『SEVENDAYS FOOTBALLDAY』:超える(大成高・豊島裕介監督)
ゲキサカ / 2019年7月23日 21時32分
スタメンの半分以上が2年生というメンバー構成で経験したこの敗戦は、彼らの心に小さくない楔を打ち込む。「決勝まで行けたことは嬉しかったですけど、決勝で勝たないと本当に意味がないと思ったので、あの負けは大きかったですね」と話すのはセンターバックの金井渉。最後の最後で勝つことと負けることが、どれだけの違いをもたらすか。肌で感じた選手たちの決意もより強固になる。
さらに、3人にとって帝京の後輩にあたるノグチ・ピント・エリキソンも新たにGKコーチへ就任し、より充実した体制を構築したが、杉田や宮脇、金井渉が最高学年になって最初の公式戦の関東大会予選でも、準決勝で東久留米総合高に2-3と競り負け、東京の代表権にはあと一歩で手が届かない。そして5月。運命の総体予選が幕を開ける。
迎えた二次トーナメント。組み合わせが決まった時から、母校の名前は常に頭の片隅で意識せざるを得なかった。初戦で難敵の実践学園高を1-0で下した試合後。豊島はこう語っている。「実はまだ母校と戦ったことが公式戦では1度もないので、ウチが全国大会に行くチャンスの時は、やっぱり母校とやるのかなという、そんな気もちょっとしているんです」。帝京はトーナメントの“山”の一番上。お互いに勝ち上がれば激突するのは準決勝。2校が全国切符を手にすることができる東京の予選では、そこが決戦のステージとなる。
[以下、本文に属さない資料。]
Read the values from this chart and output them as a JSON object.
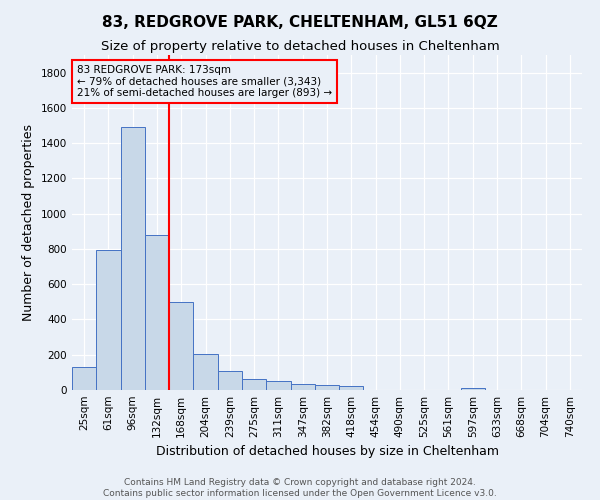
{
  "title": "83, REDGROVE PARK, CHELTENHAM, GL51 6QZ",
  "subtitle": "Size of property relative to detached houses in Cheltenham",
  "xlabel": "Distribution of detached houses by size in Cheltenham",
  "ylabel": "Number of detached properties",
  "footer_line1": "Contains HM Land Registry data © Crown copyright and database right 2024.",
  "footer_line2": "Contains public sector information licensed under the Open Government Licence v3.0.",
  "categories": [
    "25sqm",
    "61sqm",
    "96sqm",
    "132sqm",
    "168sqm",
    "204sqm",
    "239sqm",
    "275sqm",
    "311sqm",
    "347sqm",
    "382sqm",
    "418sqm",
    "454sqm",
    "490sqm",
    "525sqm",
    "561sqm",
    "597sqm",
    "633sqm",
    "668sqm",
    "704sqm",
    "740sqm"
  ],
  "values": [
    130,
    795,
    1490,
    880,
    500,
    205,
    105,
    65,
    50,
    35,
    28,
    20,
    0,
    0,
    0,
    0,
    12,
    0,
    0,
    0,
    0
  ],
  "bar_color": "#c8d8e8",
  "bar_edgecolor": "#4472c4",
  "redline_index": 4,
  "annotation_line1": "83 REDGROVE PARK: 173sqm",
  "annotation_line2": "← 79% of detached houses are smaller (3,343)",
  "annotation_line3": "21% of semi-detached houses are larger (893) →",
  "annotation_box_edgecolor": "red",
  "redline_color": "red",
  "ylim": [
    0,
    1900
  ],
  "yticks": [
    0,
    200,
    400,
    600,
    800,
    1000,
    1200,
    1400,
    1600,
    1800
  ],
  "background_color": "#eaf0f8",
  "grid_color": "#ffffff",
  "title_fontsize": 11,
  "subtitle_fontsize": 9.5,
  "axis_label_fontsize": 9,
  "tick_fontsize": 7.5,
  "footer_fontsize": 6.5
}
準々決勝の堀越高戦は先制を許しながらも、延長で逆転に成功して2-1で辛勝。その1つ前の試合で、やはり延長の末に勝利を収めていた帝京との対戦が決まる。3度目となる代表決定戦への意気込みを問われ、答えた豊島の言葉が印象深い。「『揃ったな』って思っています。帝京と“決定戦”ができるのは『もう何かの縁かな』って。だから、『3度目の正直』という言葉を使いたいなと。でも、帝京なしでは僕はここにいないし、やっぱり母校愛はありますし、凄く良いチームですから、失うものはないのでチャレンジ精神でやっていきたいと思っています」。母校と初めて対峙する試合は、全国に行けるか、行けないかという結末だけが突き付けられる大一番。因縁に彩られた勝負の準決勝がやってくる。
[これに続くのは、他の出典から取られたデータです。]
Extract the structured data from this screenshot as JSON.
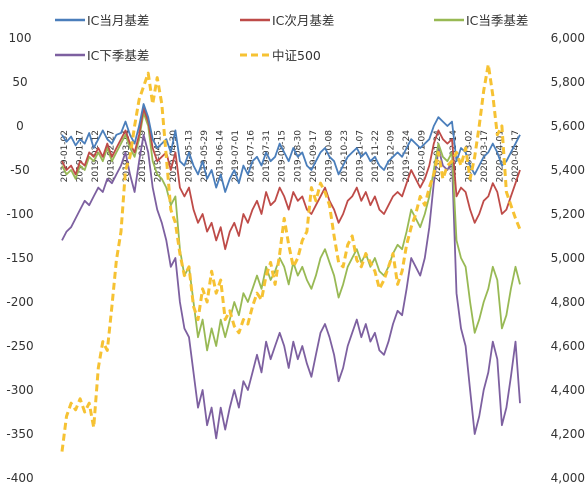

6月22日。かつて忠誠を誓ったカナリア色のユニフォームを目にしても、なぜか落ち着いている自分にはっきりと気付く。ここを超えなくては、悲願を引き寄せることはできない。それでも、カナリア色はただの“対戦相手”だと割り切ることができている。豊島はなぜか落ち着いている自分にはっきりと気付いていた。